Makin Manis dengan Pemanis Buatan, tapi Aman Gak Sih?

Sebagian orang menghindar makanan yang memiliki kandungan gula maupun pemanis buatan didalamnya. Makanan yang mengandung gula maupun pemanis memiliki resiko yang lebih tinggi terhadap penyakit jantung, diabetes, dan penambahan berat badan.

Maka dari itu tidak jarang kita galau kalau faktanya camilan favorit kita memiliki kandungan pemanis buatan. Ternyata tidak semua pemanis buatan itu buruk, lho, Sobat Mony. Beberapa pemanis buatan ini bahkan sudah disetujui oleh BPOM dan FDA.

Pemanis aspartam sudah memiliki ijin edar di Indonesia karena dikategorikan sebagai pemanis buatan yang bergizi.

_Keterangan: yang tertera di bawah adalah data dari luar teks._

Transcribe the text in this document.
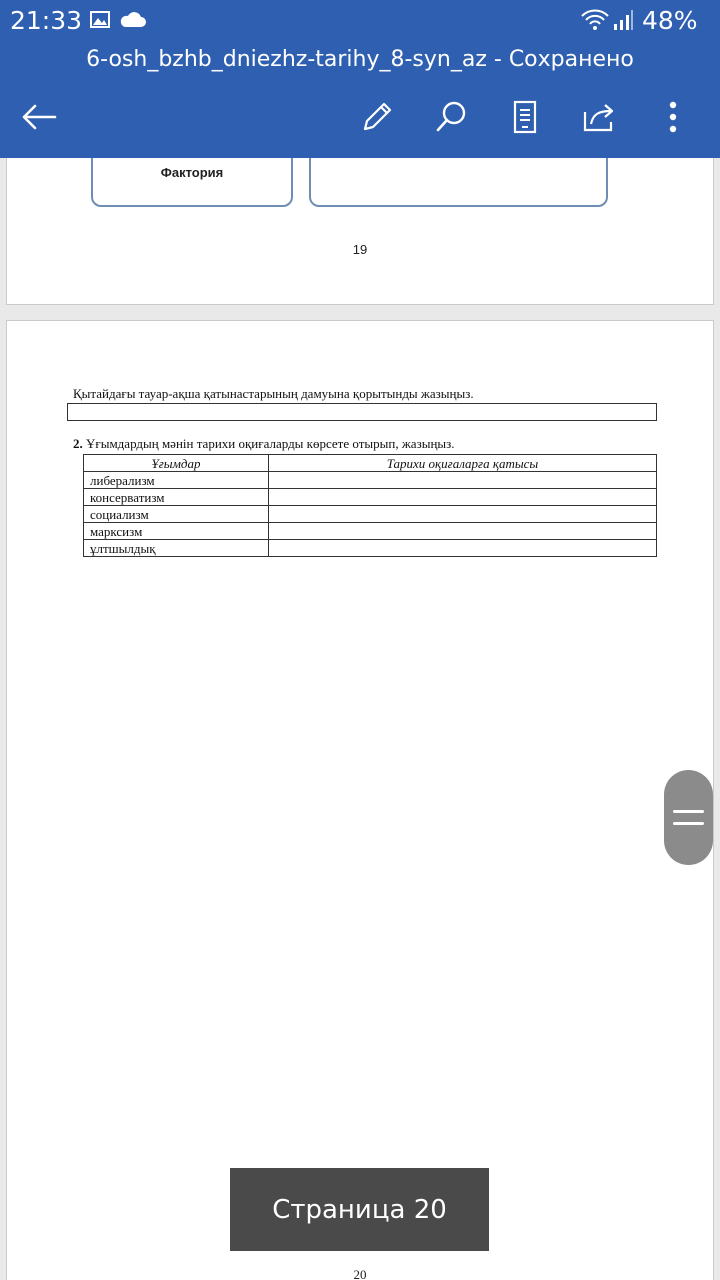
21:33	48%
6-osh_bzhb_dniezhz-tarihy_8-syn_az - Сохранено
Фактория
19
Қытайдағы тауар-ақша қатынастарының дамуына қорытынды жазыңыз.
2. Ұғымдардың мәнін тарихи оқиғаларды көрсете отырып, жазыңыз.
Ұғымдар	Тарихи оқиғаларға қатысы
либерализм	
консерватизм	
социализм	
марксизм	
ұлтшылдық	
20
Страница 20
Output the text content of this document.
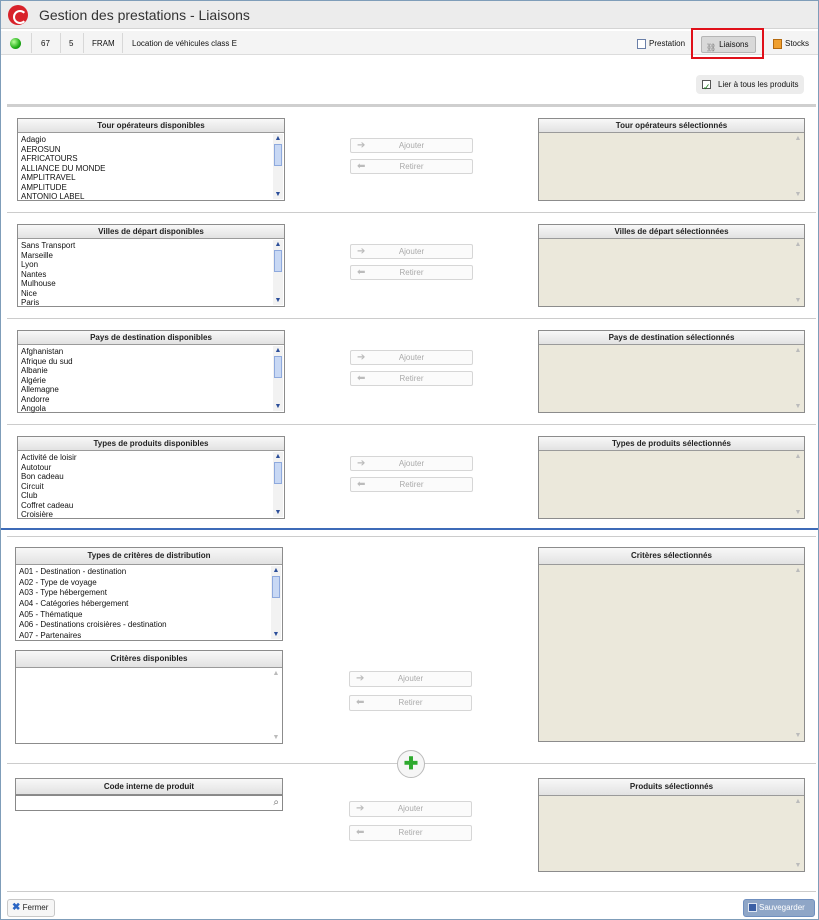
Gestion des prestations - Liaisons
67 5 FRAM Location de véhicules class E	Prestation	⛓ Liaisons	Stocks
✓
Lier à tous les produits
Tour opérateurs disponibles
Adagio
AEROSUN
AFRICATOURS
ALLIANCE DU MONDE
AMPLITRAVEL
AMPLITUDE
ANTONIO LABEL
▲
▼
➔	Ajouter
⬅	Retirer
Tour opérateurs sélectionnés
▲
▼
Villes de départ disponibles
Sans Transport
Marseille
Lyon
Nantes
Mulhouse
Nice
Paris
▲
▼
➔	Ajouter
⬅	Retirer
Villes de départ sélectionnées
▲
▼
Pays de destination disponibles
Afghanistan
Afrique du sud
Albanie
Algérie
Allemagne
Andorre
Angola
▲
▼
➔	Ajouter
⬅	Retirer
Pays de destination sélectionnés
▲
▼
Types de produits disponibles
Activité de loisir
Autotour
Bon cadeau
Circuit
Club
Coffret cadeau
Croisière
▲
▼
➔	Ajouter
⬅	Retirer
Types de produits sélectionnés
▲
▼
Types de critères de distribution
A01 - Destination - destination
A02 - Type de voyage
A03 - Type hébergement
A04 - Catégories hébergement
A05 - Thématique
A06 - Destinations croisières - destination
A07 - Partenaires
▲
▼
Critères disponibles
▲
▼
➔	Ajouter
⬅	Retirer
Critères sélectionnés
▲
▼
✚
Code interne de produit
⌕
➔	Ajouter
⬅	Retirer
Produits sélectionnés
▲
▼
✖ Fermer	Sauvegarder
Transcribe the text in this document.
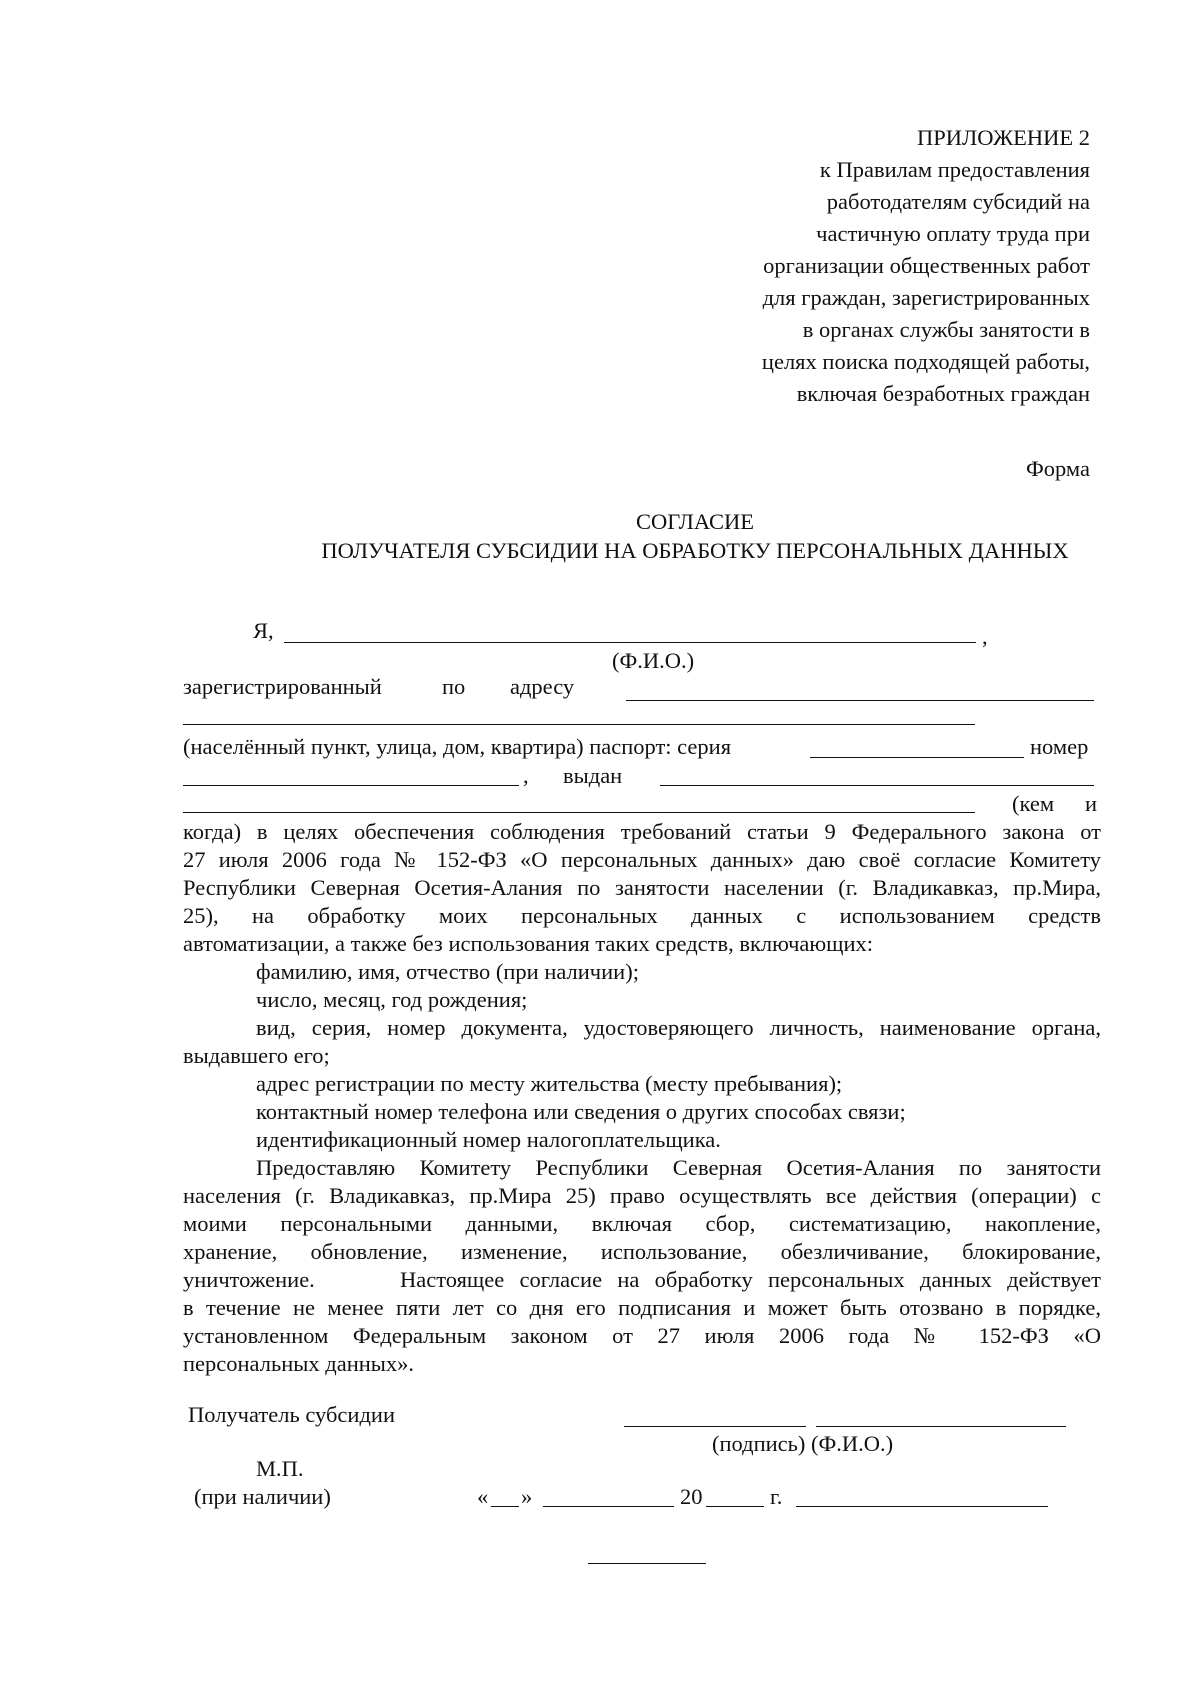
ПРИЛОЖЕНИЕ 2
к Правилам предоставления
работодателям субсидий на
частичную оплату труда при
организации общественных работ
для граждан, зарегистрированных
в органах службы занятости в
целях поиска подходящей работы,
включая безработных граждан
Форма
СОГЛАСИЕ
ПОЛУЧАТЕЛЯ СУБСИДИИ НА ОБРАБОТКУ ПЕРСОНАЛЬНЫХ ДАННЫХ
Я,	,
(Ф.И.О.)
зарегистрированный	по адресу
(населённый пункт, улица, дом, квартира) паспорт: серия	номер
, выдан
(кем и
когда) в целях обеспечения соблюдения требований статьи 9 Федерального закона от
27 июля 2006 года № 152-ФЗ «О персональных данных» даю своё согласие Комитету
Республики Северная Осетия-Алания по занятости населении (г. Владикавказ, пр.Мира,
25), на обработку моих персональных данных с использованием средств
автоматизации, а также без использования таких средств, включающих:
фамилию, имя, отчество (при наличии);
число, месяц, год рождения;
вид, серия, номер документа, удостоверяющего личность, наименование органа,
выдавшего его;
адрес регистрации по месту жительства (месту пребывания);
контактный номер телефона или сведения о других способах связи;
идентификационный номер налогоплательщика.
Предоставляю Комитету Республики Северная Осетия-Алания по занятости
населения (г. Владикавказ, пр.Мира 25) право осуществлять все действия (операции) с
моими персональными данными, включая сбор, систематизацию, накопление,
хранение, обновление, изменение, использование, обезличивание, блокирование,
уничтожение.	Настоящее согласие на обработку персональных данных действует
в течение не менее пяти лет со дня его подписания и может быть отозвано в порядке,
установленном Федеральным законом от 27 июля 2006 года № 152-ФЗ «О
персональных данных».
Получатель субсидии
(подпись) (Ф.И.О.)
М.П.
(при наличии)	« »	20	г.
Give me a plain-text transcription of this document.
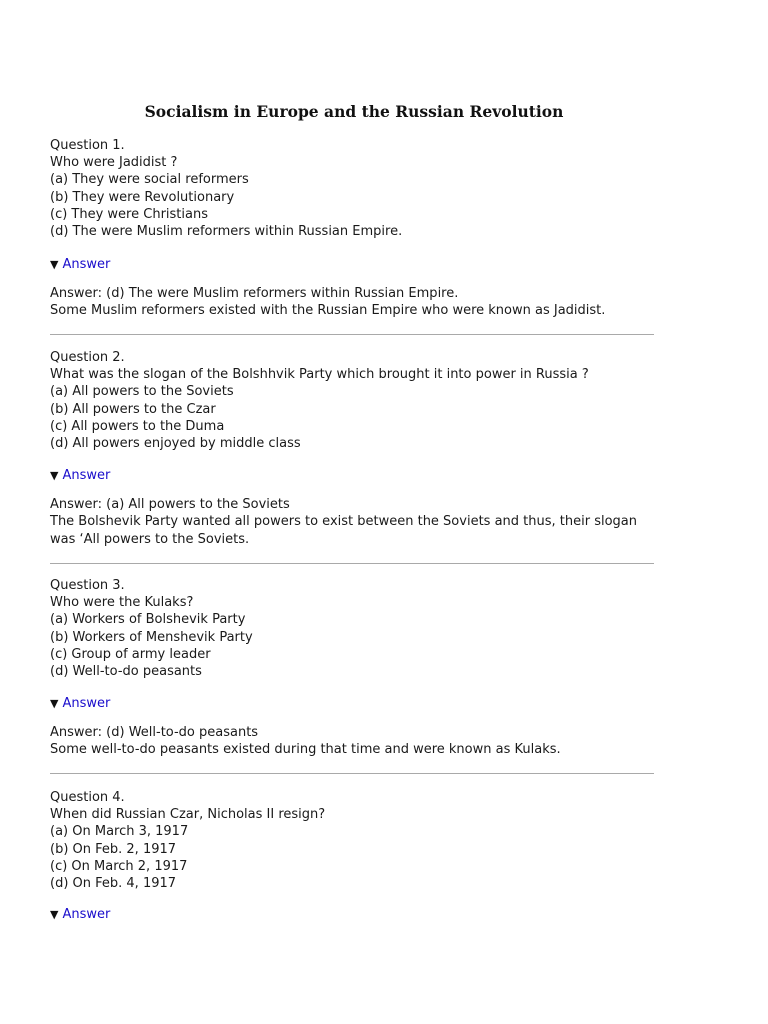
Socialism in Europe and the Russian Revolution
Question 1.
Who were Jadidist ?
(a) They were social reformers
(b) They were Revolutionary
(c) They were Christians
(d) The were Muslim reformers within Russian Empire.
▼ Answer
Answer: (d) The were Muslim reformers within Russian Empire.
Some Muslim reformers existed with the Russian Empire who were known as Jadidist.
Question 2.
What was the slogan of the Bolshhvik Party which brought it into power in Russia ?
(a) All powers to the Soviets
(b) All powers to the Czar
(c) All powers to the Duma
(d) All powers enjoyed by middle class
▼ Answer
Answer: (a) All powers to the Soviets
The Bolshevik Party wanted all powers to exist between the Soviets and thus, their slogan was ‘All powers to the Soviets.
Question 3.
Who were the Kulaks?
(a) Workers of Bolshevik Party
(b) Workers of Menshevik Party
(c) Group of army leader
(d) Well-to-do peasants
▼ Answer
Answer: (d) Well-to-do peasants
Some well-to-do peasants existed during that time and were known as Kulaks.
Question 4.
When did Russian Czar, Nicholas II resign?
(a) On March 3, 1917
(b) On Feb. 2, 1917
(c) On March 2, 1917
(d) On Feb. 4, 1917
▼ Answer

Aspartam sendiri 200 kali lebih manis dari gula putih. Penggunaan pemanis aspartam dianggap cukup aman dan lebih baik untuk pemanis minuman.

Pemanis sakarin lebih manis 200 sampai 700 kali dari gula biasa. Sakarin merupakan salah satu pemanis yang tidak mengandung kalori. Maka dari itu pemanis sakarin bisa ditemukan di minuman dan makanan diet.

Pemanis acesulfame potassium yaitu pemanis yang biasa ditemukan di dalam makanan kecuali pada daging dan unggas. Pemanis ini termasuk tahan panas karena bisa bertahan pada suhu tinggi.

Pemanis neotame bisa mencapai 7.000 sampai 13.000 lebih manis dari gula biasa. Sama seperti pemanis acesulfame potassium, neotame juga pemanis yang tahan akan suhu tinggi. Pemanis ini bisa ditemukan pada minuman maupun makanan diet.

Pemanis sukralosa memiliki rasa 600 kali lebih manis dibanding gula biasa. Penggunaan sukralosa bisa ditemukan dalam minuman dan makanan diet, permen karet, jus buah, dan gelatin. Sukralosa juga pemanis yang bekerja baik terhadap makanan yang dipanggang karena panasnya yang stabil.

Pemanis stevia menjadi pemanis nabati yang diambil dari tanaman Stevia Rebaudiana yang yang bisa ditemukan di Amerika Selatan. Dikarenakan terbuat dari nabati, pemanis stevia bebas dari kalori sehingga cocok dikonsumsi oleh pasien diabetes dan mereka yang ingin menjaga berat badan ideal.

Setelah sudah mengenal nama-nama pemanis buatan yang sudah dijabarkan diatas, bisa lho jadi pertimbangan Sobat untuk bisa ngemil tetapi masih aman dan sehat. Walaupun sudah disetujui oleh BPOM dan FDA, bukan berarti bisa dikonsumsi sepuasnya melainkan tetap sesuai dengan kebutuhan dan tidak berlebihan, ya.